James Dyson stands to lose £111 million following Labour’s inheritance tax raid, according to calculations shared by Jo Maugham on X.
The Singapore-based billionaire claimed that last week’s Budget would be ‘the death of entrepreneurship’ as it targets ‘family firms’ and ‘farmers’ in yesterday’s Sunday Times.
But as Maugham from the Good Law Project has pointed out on x, the entrepreneur, whose family is worth £20 billion, forgot to mention that the changes would hike up the tax bill facing whoever inherits his own 36,000 acres of land.
Last week’s Budget brought about an end to the inheritance tax exemption for those passing on businesses and agricultural land.

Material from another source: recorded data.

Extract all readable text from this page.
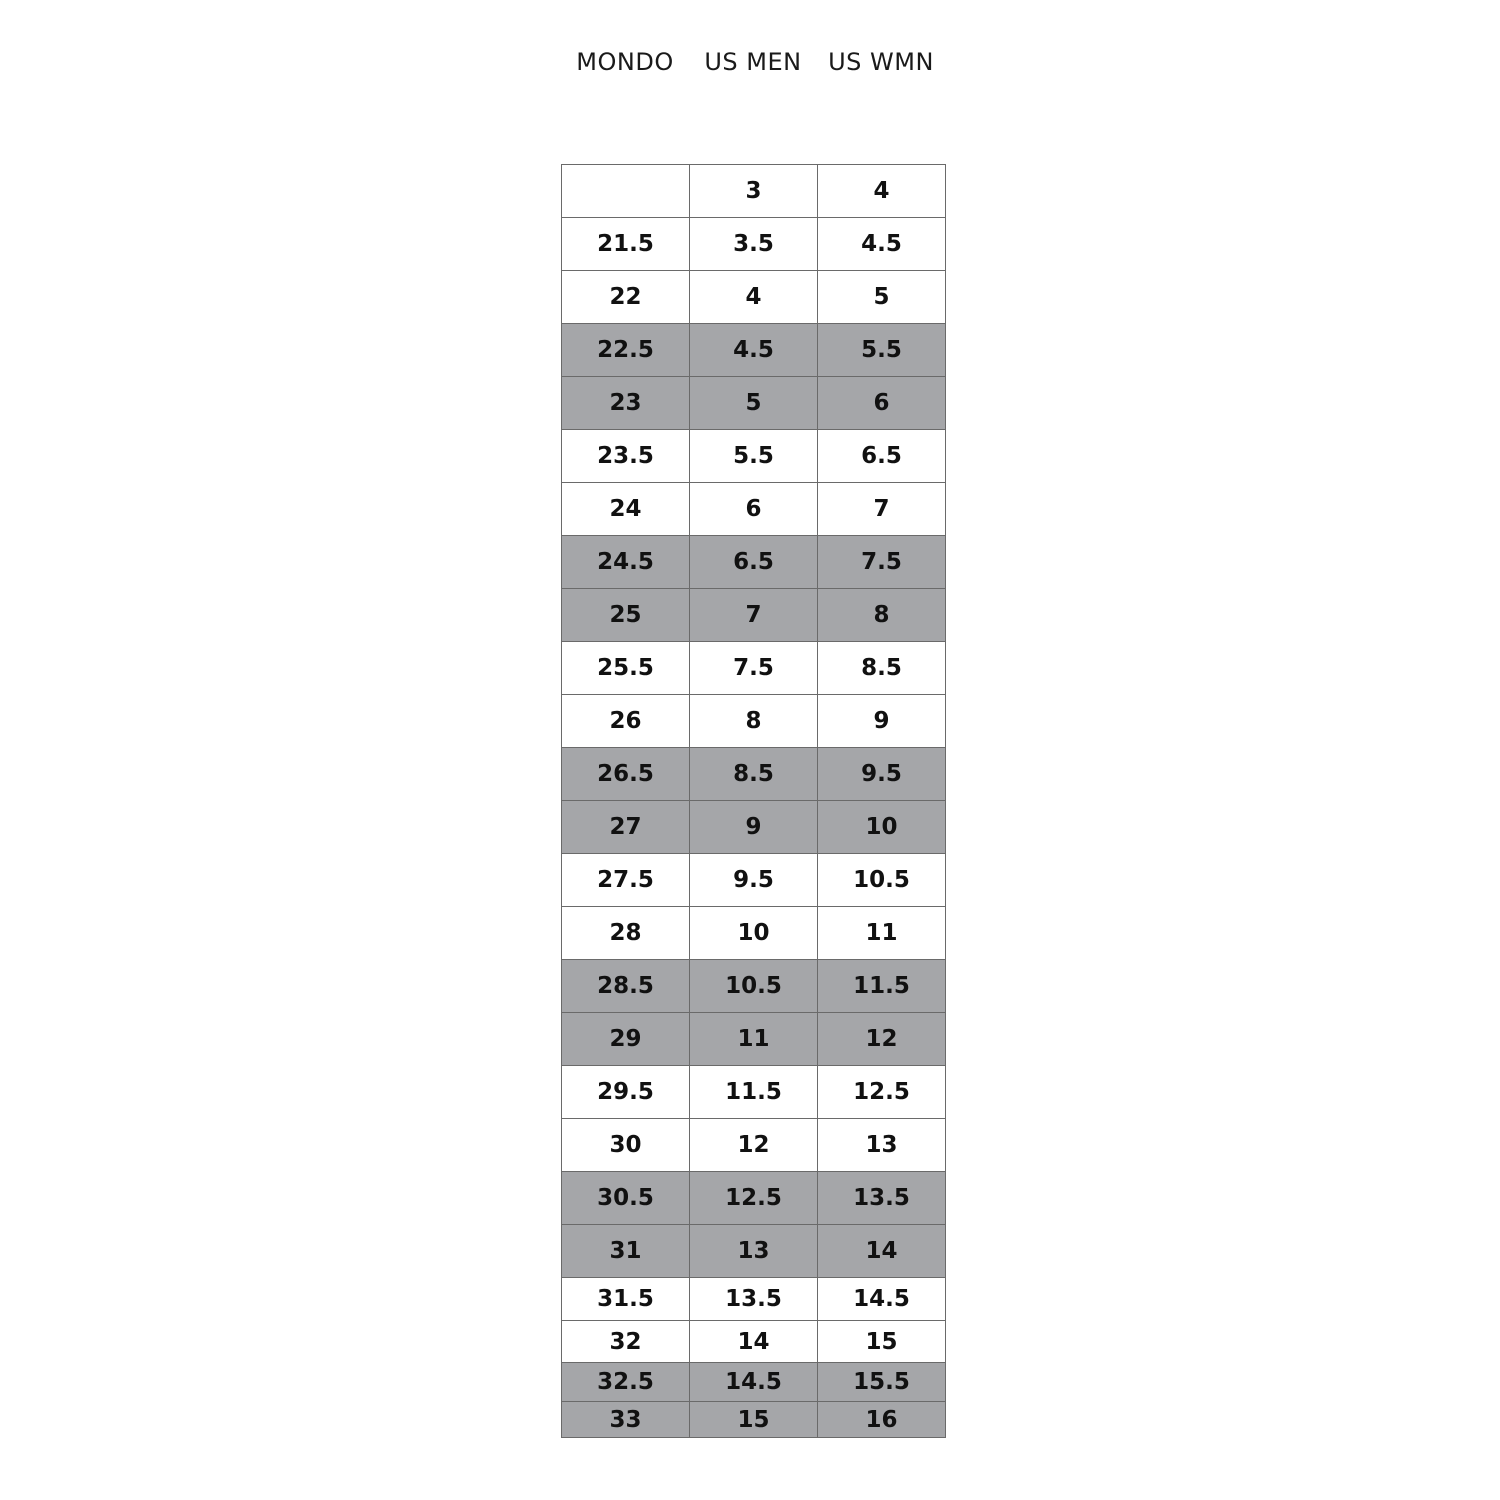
MONDO	US MEN	US WMN
	3	4
21.5	3.5	4.5
22	4	5
22.5	4.5	5.5
23	5	6
23.5	5.5	6.5
24	6	7
24.5	6.5	7.5
25	7	8
25.5	7.5	8.5
26	8	9
26.5	8.5	9.5
27	9	10
27.5	9.5	10.5
28	10	11
28.5	10.5	11.5
29	11	12
29.5	11.5	12.5
30	12	13
30.5	12.5	13.5
31	13	14
31.5	13.5	14.5
32	14	15
32.5	14.5	15.5
33	15	16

There has been a raft of hysterical headlines since then about the impact of the changes on farmers.
But, as Dan Neidle, of Tax Policy Associates, argued in a thread on X: “The data shows that most of the cost of the tax increase will be borne by a few very large estates.”
Sir James Dyson, it turns out, is one of the ‘very large estates’ that would be most affected.
His article railed about the impact of the change on ‘family firms’. But Dyson Farming Limited, with its £5.2 million in profit last year, isn’t exactly a small family business.
The company accounts show that this ‘family firm’ owns half a billion pounds worth of land.
As Maugham points out: “20 per cent of that – the new rate of inheritance tax on farmland – is £111m.
“No wonder he’s having a grump.’’
Journalists on x were quick to highlight that this was quite a significant thing to miss out, with Kevin Maguire of the Mirror posting: “Is he the multi-billionaire James Dyson who bought estates to become one of Britain’s biggest landowners?”
Members of the general public were none too pleased either.
One had some advice that might also apply to Jeremy Clarkson: “Whatever your feeling on the rights and wrongs of this change in [Inheritance Tax], Dyson should not be the poster boy for it.”
Perhaps the best words of wisdom for Britain’s fifth richest man, though, came from Professor Colin Talbot: “My advice to James Dyson? Suck it up.”